My friend David Clark is trying to locate the Jesup Wood Collection which is rumored to be somewhere in Memphis, possibly at a university/college or maybe at a public or private museum or some kind of research institute.

Anyone happen to know what such institutions there are in Memphis that might have anything to do with wood?

Thanks,

Paul


----------



## rob3232 (Jul 25, 2015)

Hope this helps Paul.


----------



## rob3232 (Jul 25, 2015)

Here is a picture of the building. I tried to post a link but I am not familiar with twitter and how it works. It was interesting searching for this collection and reading the history. I found that it was sent to the agri-center and could not follow up on that.

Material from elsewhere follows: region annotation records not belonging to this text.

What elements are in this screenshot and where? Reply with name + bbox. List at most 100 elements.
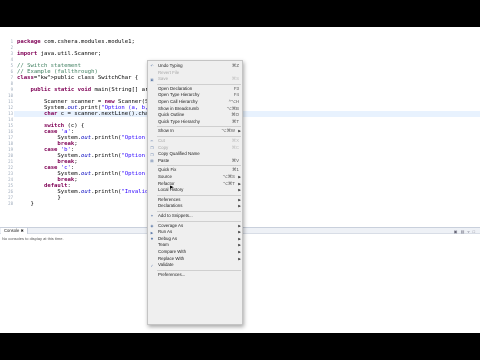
menu-item-references[interactable]: References ▶ (148, 197, 244, 204)
menu-separator (157, 211, 241, 212)
menu-item-open-type-hierarchy[interactable]: Open Type Hierarchy F4 (148, 92, 244, 99)
menu-item-copy: ❐ Copy ⌘C (148, 145, 244, 152)
menu-item-paste[interactable]: ▤ Paste ⌘V (148, 158, 244, 165)
menu-item-team[interactable]: Team ▶ (148, 242, 244, 249)
menu-item-coverage-as[interactable]: ◉ Coverage As ▶ (148, 223, 244, 230)
menu-item-local-history[interactable]: Local History ▶ (148, 187, 244, 194)
menu-item-cut: ✂ Cut ⌘X (148, 138, 244, 145)
menu-item-shortcut: ⌥⌘B (226, 105, 239, 111)
menu-item-label: Team (158, 242, 169, 248)
menu-item-label: Cut (158, 138, 165, 143)
menu-item-undo-typing[interactable]: ↶ Undo Typing ⌘Z (148, 63, 244, 70)
menu-item-shortcut: ⌘X (231, 138, 239, 143)
menu-separator (157, 83, 241, 85)
menu-item-declarations[interactable]: Declarations ▶ (148, 203, 244, 210)
menu-item-label: Coverage As (158, 222, 184, 228)
menu-item-label: Preferences... (158, 271, 186, 277)
menu-item-label: Open Type Hierarchy (158, 92, 200, 98)
menu-item-debug-as[interactable]: ✸ Debug As ▶ (148, 236, 244, 243)
paste-icon: ▤ (150, 159, 154, 164)
code-line[interactable]: package com.cshera.modules.module1; (17, 39, 135, 45)
submenu-arrow-icon: ▶ (238, 175, 241, 179)
menu-item-save: ▣ Save ⌘S (148, 76, 244, 83)
menu-item-open-call-hierarchy[interactable]: Open Call Hierarchy ^⌥H (148, 99, 244, 106)
menu-item-label: Replace With (158, 255, 185, 261)
menu-item-shortcut: ⌥⌘W (221, 128, 235, 134)
menu-separator (157, 269, 241, 271)
menu-separator (157, 194, 241, 196)
snippets-icon: ✦ (150, 214, 154, 219)
menu-item-compare-with[interactable]: Compare With ▶ (148, 249, 244, 256)
menu-item-run-as[interactable]: ▶ Run As ▶ (148, 229, 244, 236)
menu-item-show-in-breadcrumb[interactable]: Show in Breadcrumb ⌥⌘B (148, 106, 244, 113)
context-menu: ↶ Undo Typing ⌘Z Revert File ▣ Save ⌘S Open Dec… (147, 60, 243, 325)
menu-item-label: References (158, 196, 181, 202)
submenu-arrow-icon: ▶ (238, 243, 241, 248)
menu-item-shortcut: ⌘O (231, 112, 239, 118)
menu-separator (157, 220, 241, 222)
debug-icon: ✸ (150, 237, 154, 242)
menu-item-add-to-snippets[interactable]: ✦ Add to Snippets... (148, 213, 244, 220)
menu-item-open-declaration[interactable]: Open Declaration F3 (148, 86, 244, 93)
code-line[interactable]: public static void main(String[] args (17, 87, 155, 93)
cut-icon: ✂ (150, 139, 154, 144)
menu-item-label: Quick Outline (158, 112, 185, 118)
menu-item-shortcut: ⌘T (231, 118, 239, 124)
line-number-gutter: 1 2 3 4 5 6 7 8 9 10 11 12 13 14 15 16 17 18 19 20 21 22 23 24 2… (0, 27, 14, 227)
menu-item-label: Copy Qualified Name (158, 151, 200, 157)
menu-item-label: Debug As (158, 235, 178, 241)
line-number: 28 (8, 201, 13, 206)
menu-item-replace-with[interactable]: Replace With ▶ (148, 256, 244, 263)
menu-item-copy-qualified-name[interactable]: ❐ Copy Qualified Name (148, 151, 244, 158)
menu-item-label: Open Declaration (158, 85, 193, 91)
submenu-arrow-icon: ▶ (238, 250, 241, 254)
menu-item-quick-outline[interactable]: Quick Outline ⌘O (148, 112, 244, 119)
menu-item-quick-type-hierarchy[interactable]: Quick Type Hierarchy ⌘T (148, 119, 244, 126)
code-line[interactable]: } (17, 201, 33, 207)
menu-item-label: Source (158, 174, 172, 179)
menu-item-label: Quick Type Hierarchy (158, 118, 200, 124)
menu-separator (157, 136, 241, 137)
submenu-arrow-icon: ▶ (238, 129, 241, 134)
submenu-arrow-icon: ▶ (238, 181, 241, 186)
menu-item-label: Revert File (158, 69, 180, 75)
menu-item-label: Save (158, 76, 169, 82)
menu-item-label: Validate (158, 262, 174, 268)
menu-item-shortcut: ⌘1 (232, 167, 239, 173)
menu-item-label: Open Call Hierarchy (158, 99, 198, 104)
menu-item-label: Declarations (158, 203, 183, 209)
menu-item-label: Copy (158, 144, 169, 150)
menu-item-show-in[interactable]: Show In ⌥⌘W ▶ (148, 128, 244, 135)
code-line[interactable]: import java.util.Scanner; (17, 51, 101, 57)
copy-icon: ❐ (150, 145, 154, 150)
coverage-icon: ◉ (150, 223, 154, 228)
console-toolbar-icons[interactable]: ▣ ▤ ▿ □ (454, 229, 476, 234)
menu-item-revert-file: Revert File (148, 70, 244, 77)
menu-item-preferences[interactable]: Preferences... (148, 272, 244, 279)
menu-item-shortcut: ^⌥H (228, 99, 239, 104)
undo-icon: ↶ (150, 64, 154, 69)
submenu-arrow-icon: ▶ (238, 197, 241, 202)
menu-item-shortcut: F3 (233, 85, 239, 91)
menu-item-source[interactable]: Source ⌥⌘S ▶ (148, 174, 244, 181)
console-message: No consoles to display at this time. (2, 236, 64, 241)
menu-item-label: Quick Fix (158, 167, 177, 173)
menu-item-label: Compare With (158, 249, 187, 254)
code-line[interactable]: class="kw">public class SwitchChar { (17, 75, 138, 81)
submenu-arrow-icon: ▶ (238, 256, 241, 261)
menu-item-label: Paste (158, 157, 170, 163)
menu-item-label: Show In (158, 128, 174, 134)
menu-item-label: Show in Breadcrumb (158, 105, 199, 111)
menu-item-refactor[interactable]: Refactor ⌥⌘T ▶ (148, 181, 244, 188)
menu-item-shortcut: ⌘Z (231, 63, 239, 68)
menu-item-validate[interactable]: ✓ Validate (148, 262, 244, 269)
console-tab[interactable]: Console ✖ (1, 228, 29, 234)
submenu-arrow-icon: ▶ (238, 223, 241, 228)
save-icon: ▣ (150, 77, 154, 82)
menu-item-label: Run As (158, 229, 173, 235)
validate-icon: ✓ (150, 263, 154, 268)
menu-item-shortcut: ⌘V (231, 157, 239, 163)
code-line[interactable]: char c = scanner.nextLine().charA (17, 111, 155, 117)
menu-item-quick-fix[interactable]: Quick Fix ⌘1 (148, 167, 244, 174)
menu-item-label: Undo Typing (158, 63, 183, 68)
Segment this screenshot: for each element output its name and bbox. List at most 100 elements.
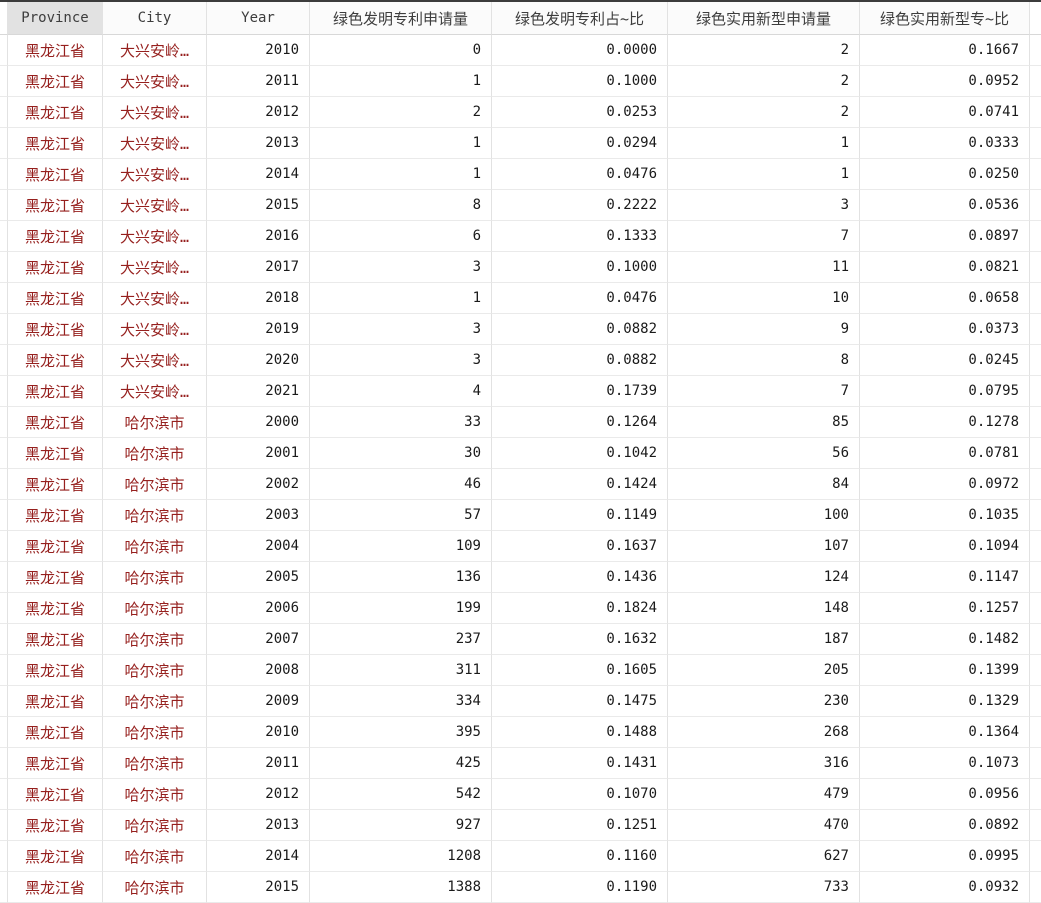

I got lucky and stumbled on the twitter hit.
Here is a picture of part of the collection I assume.


----------



## DKMD (Jul 25, 2015)

Here's the website for the agricenter in Memphis... No mention of the wood collection, but I suppose you could call them.

http://www.agricenter.org


----------



## Kevin (Jul 25, 2015)

I bet there's a lot of history just behind the preservation of that collection (not just preserving the wood but the passing down through generations) that we'll never even hear about.

Reactions: Agree 1


----------



## rob3232 (Jul 25, 2015)

Here is a link that led to the twitter thing. I think the guy that took these pictures is the same person on twitter.

http://hcope.com/jessup/

@Kevin These pieces and documents were once displayed in glass cases in very prominent places. If you google it you will see some info from around the turn of the century. ie railroads were asked to save samples of wood they had not seen before while clearing land for new tracks. I can't believe it is sitting in an old barn deteriorating...

Reactions: Agree 1


----------



## phinds (Jul 25, 2015)

Thanks guys. I'll pass all this on to David. He's willing to do some emails / phone calls / whatever. He just heard about it two days ago and had not done any internet research before he asked me about it yesterday.


----------